Jorge Rubio, GMV & Universidad Carlos III de Madrid; Adrian de Andrés, GMV; Carlos Paulete, GMV; Ángel Gallego, GMV; Jose Miguel Lozano, GMV; Diego Escobar, GMV; Alberto Agueda, GMV
Keywords: attitude estimation, attitude monitoring, light curve, three-axis stabilised satellite
Abstract:
Accurate knowledge of the attitude of Resident Space Objects (RSOs) has become essential for different space debris mitigation activities, including collision risk assessment and atmospheric re-entry prediction. Attitude monitoring is also highly relevant for routine space operations and for detecting potential anomalies in controlled satellites. This study focuses on monitoring the attitude of three-axis stabilised satellites with known geometries using light curves. The worst-case scenario is considered, in which no prior knowledge of the attitude is available, thereby providing a realistic representation of operational conditions in which a satellite has deviated from its nominal attitude control mode. Moreover, the optical properties of the materials constituting the satellite’s surfaces are assumed to be unknown, as their diversity makes them difficult to estimate. Even if the materials were well characterised, prolonged exposure to the space environment would likely cause ageing effects that unpredictably alter their optical properties.
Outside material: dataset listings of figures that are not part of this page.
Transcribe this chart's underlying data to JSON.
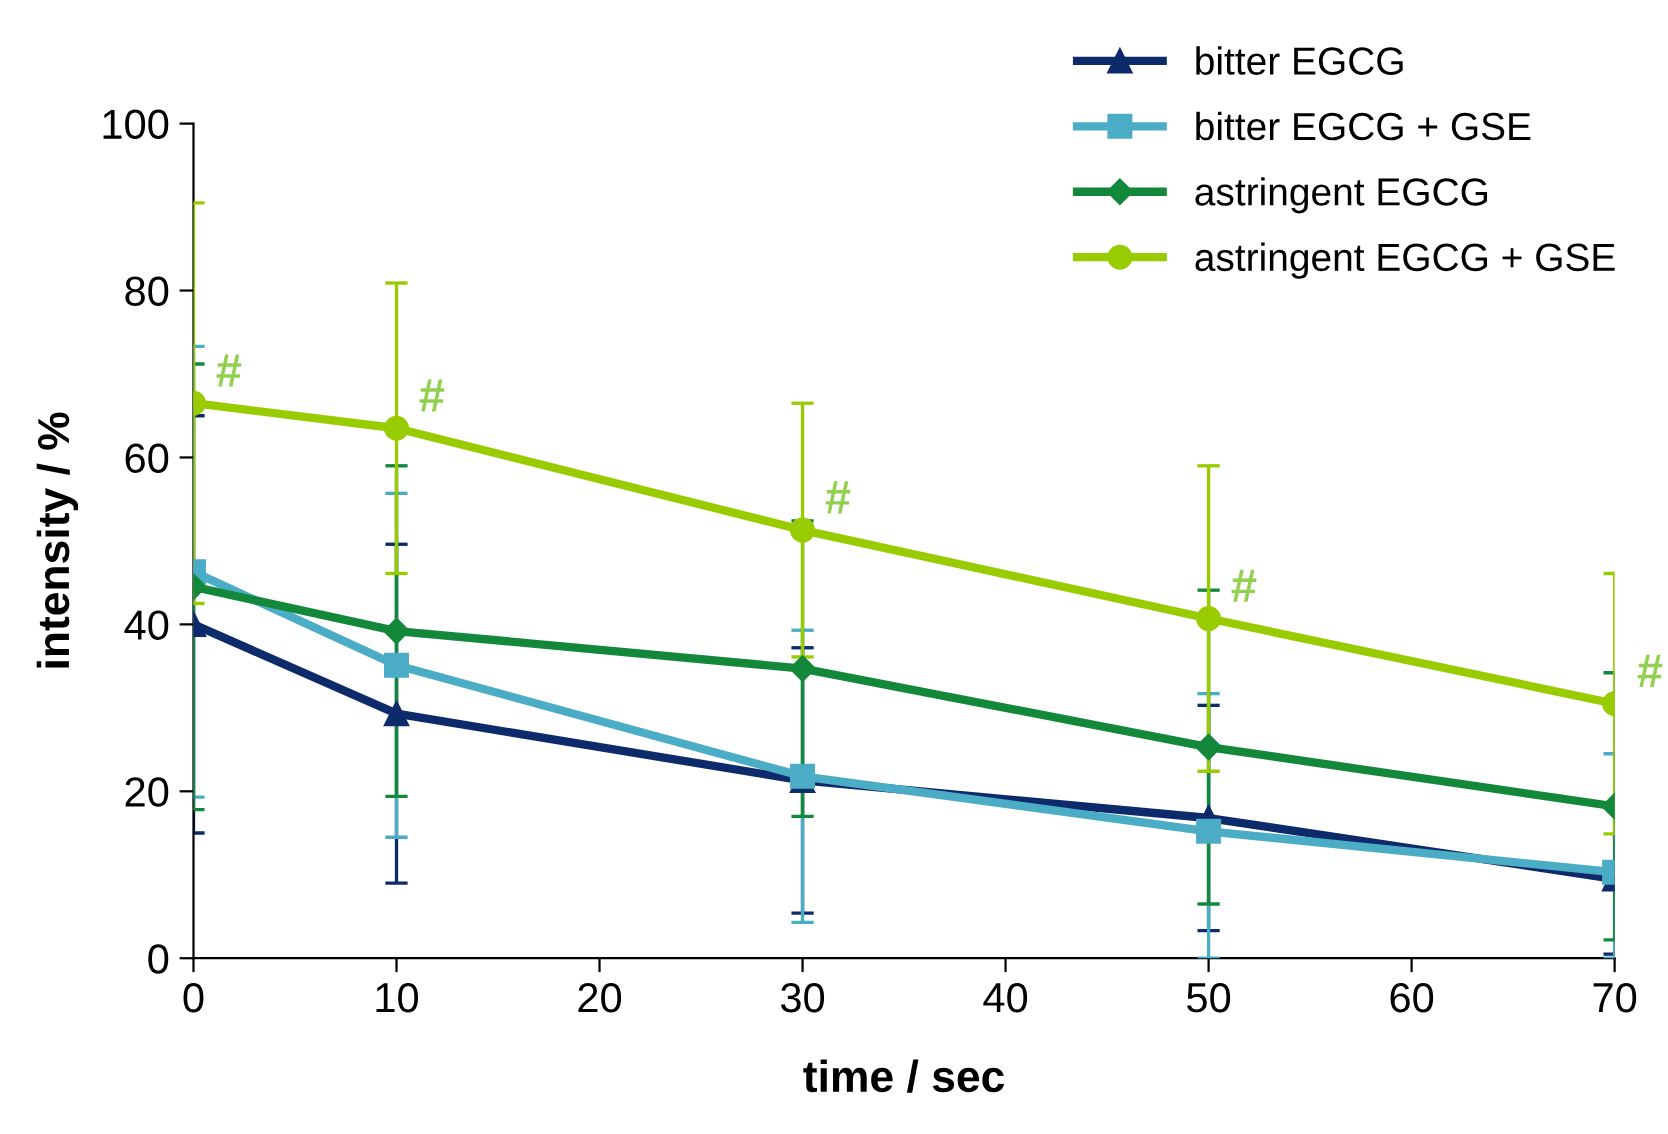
{
  "chart_data": {
    "type": "line",
    "xlabel": "time / sec",
    "ylabel": "intensity / %",
    "x": [
      0,
      10,
      30,
      50,
      70
    ],
    "series": [
      {
        "name": "bitter EGCG",
        "color": "#0d2a6b",
        "marker": "triangle",
        "values": [
          40,
          29.3,
          21.3,
          16.8,
          9.5
        ],
        "errors": [
          25,
          20.3,
          15.9,
          13.5,
          9
        ]
      },
      {
        "name": "bitter EGCG + GSE",
        "color": "#4bacc6",
        "marker": "square",
        "values": [
          46.3,
          35.1,
          21.8,
          15.2,
          10.3
        ],
        "errors": [
          27,
          20.6,
          17.5,
          [
            0,
            31.7
          ],
          [
            0,
            24.5
          ]
        ]
      },
      {
        "name": "astringent EGCG",
        "color": "#13883a",
        "marker": "diamond",
        "values": [
          44.5,
          39.2,
          34.7,
          25.3,
          18.2
        ],
        "errors": [
          26.7,
          19.8,
          17.7,
          18.8,
          16
        ]
      },
      {
        "name": "astringent EGCG + GSE",
        "color": "#99cc00",
        "marker": "circle",
        "values": [
          66.5,
          63.5,
          51.3,
          40.7,
          30.5
        ],
        "errors": [
          24,
          17.4,
          15.2,
          18.3,
          15.6
        ]
      }
    ],
    "annotations": [
      {
        "text": "#",
        "x": 0,
        "y": 66.5
      },
      {
        "text": "#",
        "x": 10,
        "y": 63.5
      },
      {
        "text": "#",
        "x": 30,
        "y": 51.3
      },
      {
        "text": "#",
        "x": 50,
        "y": 40.7
      },
      {
        "text": "#",
        "x": 70,
        "y": 30.5
      }
    ],
    "xlim": [
      0,
      70
    ],
    "xticks": [
      0,
      10,
      20,
      30,
      40,
      50,
      60,
      70
    ],
    "ylim": [
      0,
      100
    ],
    "yticks": [
      0,
      20,
      40,
      60,
      80,
      100
    ],
    "grid": false,
    "legend": "top right",
    "line_style": "solid"
  }
}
In addition to the unknown optical properties, the proposed methodology is robust to uncertainties in aerosol optical depth (AOD), which models the extinction of light in the atmosphere due to aerosols. This parameter depends on highly variable factors such as atmospheric humidity and the concentration of dust or pollutants suspended in the air. Accurately determining the AOD a priori is challenging, as it would require precise meteorological measurements at the sensor location and time of observation. Consequently, the proposed methodology estimates the satellite attitude under conditions of unknown optical properties and AOD, a task complicated by the inherent ambiguity of the measurement, whereby multiple combinations of attitude, optical, and atmospheric parameters can result in similar light curves. To address this, the approach integrates statistical inference with optimisation and data analysis techniques to ensure accurate and robust estimation of the unknown parameters. Developed with operational applicability in mind, the methodology enables precise attitude estimation within minutes. Its performance is validated through a realistic test case, demonstrating its suitability for real-world operational scenarios.
Date of Conference: September 16-19, 2025
Track: Satellite Characterization